- Event poster featuring PCO and Rush
- Promotion: Ring of Honor
- Date: December 13, 2019 (PPV) December 15, 2019 (TV tapings)
- City: Baltimore, Maryland Philadelphia, Pennsylvania
- Venue: UMBC Event Center 2300 Arena
- Attendance: 1,000

Event chronology
| ← Previous Death Before Dishonor XVII | Next → ROH 18th Anniversary Show |

Final Battle chronology
| ← Previous 2018 | Next → 2020 |

= Final Battle (2019) =

2019 Ring of Honor professional wrestling event

Final Battle (2019) was a two-night professional wrestling event produced by American promotion Ring of Honor (ROH). It took place on Friday, December 13 and Sunday, December 15, 2019, at the UMBC Event Center in Baltimore, Maryland and the 2300 Arena in Philadelphia, Pennsylvania, respectively. Friday's show was a pay-per-view broadcast, while Sunday's was a set of tapings for ROH's flagship program Ring of Honor Wrestling. It was the 18th event under the Final Battle chronology.

==Storylines==
The event featured professional wrestling matches, which involve different wrestlers from pre-existing scripted feuds, plots, and storylines that play out on ROH's television programs. Wrestlers portray villains or heroes as they follow a series of events that build tension and culminate in a wrestling match or series of matches.

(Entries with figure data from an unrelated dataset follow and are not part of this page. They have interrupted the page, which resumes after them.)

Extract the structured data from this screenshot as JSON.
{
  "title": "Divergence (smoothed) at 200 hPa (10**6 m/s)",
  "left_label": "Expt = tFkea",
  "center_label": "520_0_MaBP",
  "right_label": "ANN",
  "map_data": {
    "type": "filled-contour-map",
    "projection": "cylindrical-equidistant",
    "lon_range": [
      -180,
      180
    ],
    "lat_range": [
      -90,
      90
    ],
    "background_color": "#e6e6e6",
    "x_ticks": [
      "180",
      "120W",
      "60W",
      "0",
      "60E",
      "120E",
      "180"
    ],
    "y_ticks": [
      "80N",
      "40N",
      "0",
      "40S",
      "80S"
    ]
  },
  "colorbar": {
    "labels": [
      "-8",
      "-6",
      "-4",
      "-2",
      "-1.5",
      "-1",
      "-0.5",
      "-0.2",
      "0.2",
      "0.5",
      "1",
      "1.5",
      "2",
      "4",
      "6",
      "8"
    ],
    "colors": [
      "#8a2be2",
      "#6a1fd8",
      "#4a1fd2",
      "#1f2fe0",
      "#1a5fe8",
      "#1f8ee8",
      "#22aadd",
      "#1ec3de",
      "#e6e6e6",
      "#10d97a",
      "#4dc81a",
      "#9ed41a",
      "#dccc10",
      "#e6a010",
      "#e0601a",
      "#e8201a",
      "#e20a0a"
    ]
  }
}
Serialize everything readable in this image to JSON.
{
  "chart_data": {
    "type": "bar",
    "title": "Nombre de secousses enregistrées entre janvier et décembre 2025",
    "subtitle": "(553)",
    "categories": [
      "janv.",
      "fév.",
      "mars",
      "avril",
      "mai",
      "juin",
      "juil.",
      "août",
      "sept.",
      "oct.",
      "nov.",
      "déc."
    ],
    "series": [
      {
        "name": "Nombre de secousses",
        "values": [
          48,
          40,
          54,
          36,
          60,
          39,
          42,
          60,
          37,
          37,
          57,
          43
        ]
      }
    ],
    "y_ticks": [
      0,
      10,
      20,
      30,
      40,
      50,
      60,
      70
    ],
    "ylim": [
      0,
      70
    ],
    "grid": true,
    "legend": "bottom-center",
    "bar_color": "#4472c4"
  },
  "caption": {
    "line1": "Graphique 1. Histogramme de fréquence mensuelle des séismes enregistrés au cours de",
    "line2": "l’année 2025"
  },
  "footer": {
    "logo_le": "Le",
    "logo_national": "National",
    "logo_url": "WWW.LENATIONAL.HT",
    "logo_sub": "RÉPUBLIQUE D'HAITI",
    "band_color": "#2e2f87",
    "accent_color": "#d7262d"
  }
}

PCO challenged Rush for the ROH World Championship by virtue of winning an eight-man single elimination tournament to determine the #1 contender for the title at this event. PCO defeated Kenny King in the first round, Dalton Castle in the semifinals and then his Villain Enterprises stablemate Marty Scurll in the final.

==Results==
===Night 1 Final Battle (PPV)===

| No. | Results | Stipulations | Times |
| 1^{P} | Silas Young and Josh Woods defeated Dalton Castle and Joe Hendry | Tag team match | 09:14 |
| 2^{P} | Kenny King (with Amy Rose) defeated Rhett Titus | Singles match | 11:10 |
| 3^{P} | Jeff Cobb defeated Dan Maff | Singles match | 08:50 |
| 4 | Bandido and Flamita defeated Villain Enterprises (Marty Scurll and Flip Gordon) (with Brody King) | Tag team match | 13:51 |
| 5 | Vincent defeated Matt Taven | Singles match | 13:32 |
| 6 | Mark Haskins (with Vicky Haskins) defeated Bully Ray | Street Fight | 16:30 |
| 7 | Alex Shelley defeated Colt Cabana | Singles match | 06:31 |
| 8 | Maria Manic defeated Angelina Love (with Mandy Leon) | Singles match | 06:24 |
| 9 | Dragon Lee defeated Shane Taylor (c) (with Bishop Khan, Malcolm Moses, and Ron Hunt) | Singles match for the ROH World Television Championship | 14:34 |
| 10 | Jay Lethal and Jonathan Gresham defeated The Briscoe Brothers (Jay Briscoe and Mark Briscoe) (c) | Tag team match for the ROH World Tag Team Championship | 21:54 |
| 11 | PCO (with Destro) defeated Rush (c) | "Friday the 13th Massacre" No Disqualification match for the ROH World Championship | 22:23 |
| (c) | – the champion(s) heading into the match |
| P | – the match was broadcast on the pre-show |

===Night 2: Final Battle Fallout (TV tapings)===

| No. | Results | Stipulations |
|---|---|---|
| 1 | Mark Haskins defeated Hallowicked | Singles match |
| 2 | Nicole Savoy defeated Sumie Sakai | Singles match |
| 3 | Jonathan Gresham defeated Alex Shelley | Singles match |
| 4 | Bateman defeated Tracy Williams | Singles match |
| 5 | Silas Young and Josh Woods defeated The Briscoes | #1 contender Tag Team match for the ROH World Tag Team Championship |
| 6 | Flip Gordon defeated Rey Horus | Singles match |
| 7 | Villain Enterprises (PCO and Marty Scurll) defeated Jeff Cobb and Dan Maff | Tag Team match |

== Reception ==
When the main event was announced, PCO's election as Rush's rival for the World Championship was questioned, due to his age (51 years old). Also, PCO's title win was criticized. On the December 23, Wrestling Observer Newsletter published a poll where the PCO vs Rush was voted as the worst match of the event. Dave Meltzer gave the match a one star, saying "There were style issues between the two and the craziness just didn’t work in a world title situation".